21) We do an all-AMPs STAT FUNCTION step from Spool 46 (Last Use) by

way of an all-rows scan into Spool 51 (Last Use), which is

redistributed by hash code to all AMPs.  The result rows are put

into Spool 44 (group_amps), which is redistributed by hash code to

all AMPs.  Then we do a SORT to order Spool 44 by the sort key in

spool field1 eliminating duplicate rows.  The size is estimated

with low confidence to be 37,255 rows (5,662,760 bytes).

22) Finally, we send out an END TRANSACTION step to all AMPs involved

in processing the request.

-> The contents of Spool 44 are sent back to the user as the result

of statement 1.

Enthusiast

Re: What is mean by STAT FUNCTION in Teradata

Has this query run ok before?

I can't duplicate this query because of it's size,  but one thing to try is to remove the distinct clause on the aggregates and replace with a group by on the non aggregate columns. Try explaining to see if the plan is better.

Rglass

Senior Apprentice

Re: What is mean by STAT FUNCTION in Teradata

Step 7 is one of the ROW_NUMBERs, both are a bit strange as they PARTITION and ORDER BY the same columns. You might simply change the ORDER BY to ORDER BY 1 instead.

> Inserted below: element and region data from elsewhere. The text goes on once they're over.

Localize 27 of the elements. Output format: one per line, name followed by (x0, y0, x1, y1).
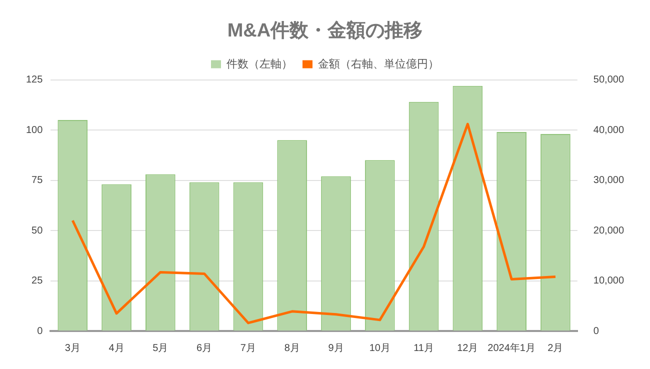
y2-tick-label: 10,000 (593, 276, 624, 287)
y2-tick-label: 30,000 (593, 175, 624, 186)
y2-tick-label: 0 (593, 326, 600, 337)
x-tick-label: 4月 (108, 342, 124, 354)
x-tick-label: 2024年1月 (488, 342, 536, 354)
x-tick-label: 7月 (240, 342, 256, 354)
x-tick-label: 10月 (369, 342, 390, 354)
x-tick-label: 2月 (548, 342, 564, 354)
y2-tick-label: 20,000 (593, 225, 624, 236)
x-tick-label: 12月 (457, 342, 478, 354)
legend-label: 金額（右軸、単位億円） (318, 57, 439, 70)
x-tick-label: 3月 (64, 342, 80, 354)
y-tick-label: 0 (37, 326, 44, 337)
y-tick-label: 75 (32, 175, 44, 186)
x-tick-label: 9月 (328, 342, 344, 354)
chart-title: M&A件数・金額の推移 (227, 20, 423, 42)
y-tick-label: 25 (32, 276, 44, 287)
x-tick-label: 11月 (414, 342, 434, 354)
y-tick-label: 125 (26, 74, 44, 86)
y2-tick-label: 50,000 (593, 74, 624, 86)
y2-tick-label: 40,000 (593, 124, 624, 136)
y-tick-label: 50 (32, 225, 44, 236)
x-tick-label: 6月 (196, 342, 212, 354)
y-tick-label: 100 (26, 124, 44, 136)
legend-label: 件数（左軸） (226, 57, 292, 70)
x-tick-label: 8月 (284, 342, 300, 354)
x-tick-label: 5月 (152, 342, 168, 354)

And you might not need them at all, because they're only used in the outer COUNT(DISTINCT...) and you dont need them IMHO, try count(distinct D1.c17), this should return the same result.

Enthusiast

Re: What is mean by STAT FUNCTION in Teradata

Hello Dnoeth,

Do you think here I am missing any stats ?? I checked all the stats are up to date.

Do I need to change the query ? or without changing the query we can tune this query. ?

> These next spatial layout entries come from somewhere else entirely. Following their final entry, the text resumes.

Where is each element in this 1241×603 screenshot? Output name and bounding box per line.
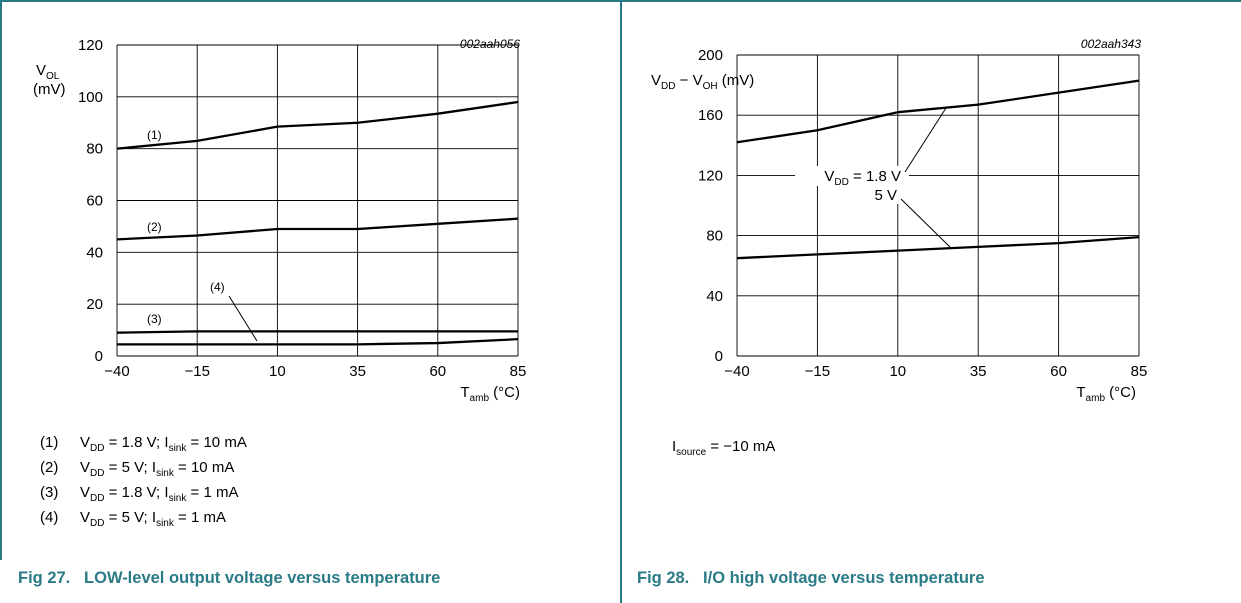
legend-isink: 10 mA (190, 459, 235, 476)
label-background (795, 166, 909, 186)
series-label: 5 V (874, 187, 897, 204)
x-tick-label: 60 (1050, 363, 1067, 380)
note-subscript: source (676, 447, 707, 458)
x-tick-label: 35 (349, 363, 366, 380)
note-text: = −10 mA (706, 438, 776, 455)
svg-text:VOL: VOL (36, 62, 60, 82)
legend-number: (4) (40, 509, 59, 526)
caption-title: LOW-level output voltage versus temperat… (84, 569, 441, 587)
x-tick-label: 35 (970, 363, 987, 380)
legend-isink: 1 mA (190, 509, 226, 526)
series-line (116, 100, 519, 150)
legend-item: (4) VDD = 5 V; Isink = 1 mA (40, 509, 226, 529)
legend-item: (3) VDD = 1.8 V; Isink = 1 mA (40, 484, 239, 504)
series-label: (3) (147, 312, 162, 326)
x-tick-label: 85 (510, 363, 527, 380)
left-border-line (0, 0, 2, 560)
legend-number: (3) (40, 484, 59, 501)
x-tick-label: −15 (805, 363, 830, 380)
leader-line (900, 198, 952, 249)
legend-vdd: 5 V (121, 509, 144, 526)
series-line (736, 235, 1140, 260)
panel-divider-line (620, 0, 622, 603)
y-tick-label: 0 (95, 348, 103, 365)
y-tick-label: 160 (698, 107, 723, 124)
legend-number: (1) (40, 434, 59, 451)
chart-io-high-voltage-vs-temperature: −40 −15 10 35 60 85 0 40 80 120 160 200 002aah343 V… (651, 37, 1148, 404)
series-line (736, 79, 1140, 144)
legend-isink: 1 mA (203, 484, 239, 501)
figure-28-caption: Fig 28. I/O high voltage versus temperat… (637, 569, 985, 588)
x-tick-label: −40 (104, 363, 129, 380)
y-tick-label: 120 (78, 37, 103, 54)
series-line (117, 338, 519, 346)
series-label: (4) (210, 280, 225, 294)
note-prefix: I (672, 438, 677, 455)
x-tick-label: 60 (429, 363, 446, 380)
source-current-note: Isource = −10 mA (672, 438, 775, 458)
y-tick-label: 120 (698, 167, 723, 184)
x-axis-label: Tamb (°C) (460, 384, 520, 404)
x-tick-label: 10 (889, 363, 906, 380)
y-axis-label: VOL (mV) (33, 62, 66, 98)
caption-title: I/O high voltage versus temperature (703, 569, 985, 587)
legend-item: (1) VDD = 1.8 V; Isink = 10 mA (40, 434, 247, 454)
y-tick-label: 20 (86, 296, 103, 313)
y-tick-label: 60 (86, 193, 103, 210)
x-tick-label: 85 (1131, 363, 1148, 380)
leader-line (228, 295, 258, 342)
x-axis-label: Tamb (°C) (1076, 384, 1136, 404)
legend-vdd: 5 V (121, 459, 144, 476)
y-tick-label: 0 (715, 348, 723, 365)
series-line (116, 330, 518, 334)
figure-27-caption: Fig 27. LOW-level output voltage versus … (18, 569, 440, 588)
legend-number: (2) (40, 459, 59, 476)
figure-code: 002aah056 (460, 37, 520, 51)
y-tick-label: 40 (86, 244, 103, 261)
y-axis-label: VDD − VOH (mV) (651, 72, 754, 92)
x-tick-label: −40 (724, 363, 749, 380)
caption-number: Fig 27. (18, 569, 71, 587)
legend-item: (2) VDD = 5 V; Isink = 10 mA (40, 459, 235, 479)
y-tick-label: 200 (698, 47, 723, 64)
y-tick-label: 40 (706, 288, 723, 305)
series-label: (2) (147, 220, 162, 234)
y-tick-label: 80 (706, 228, 723, 245)
series-label: (1) (147, 128, 162, 142)
figure-27-legend: (1) VDD = 1.8 V; Isink = 10 mA (2) VDD = 5… (40, 433, 247, 533)
x-tick-label: 10 (269, 363, 286, 380)
series-line (116, 217, 519, 241)
legend-vdd: 1.8 V (121, 434, 157, 451)
y-tick-label: 100 (78, 89, 103, 106)
svg-text:(mV): (mV) (33, 81, 66, 98)
figure-code: 002aah343 (1081, 37, 1141, 51)
x-tick-label: −15 (184, 363, 209, 380)
caption-number: Fig 28. (637, 569, 690, 587)
y-tick-label: 80 (86, 141, 103, 158)
legend-isink: 10 mA (203, 434, 247, 451)
leader-line (904, 107, 947, 173)
label-background (871, 186, 901, 204)
legend-vdd: 1.8 V (121, 484, 157, 501)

Previously this query was running fine. Plz help me to tune this query.

Regards,

Senior Apprentice

Re: What is mean by STAT FUNCTION in Teradata

What do you mean by "Previously this query was running fine"?

Exactly the same query, similar data?

Can you check if DBQL step/explain information is available for the previous run?

Is the estimated number of rows close to the actual number?

Enthusiast

Re: What is mean by STAT FUNCTION in Teradata

As per our developer team, this query is not new in the system. They are using this query from long back.

TD release is 13.10 and total size of system is 36 TB. Out of 36TB, 11 TB is in used.

Senior Apprentice

Re: What is mean by STAT FUNCTION in Teradata

Ask the developer team if they got DBQL information or an old Explain for this query, then you can spot differences and start investigating.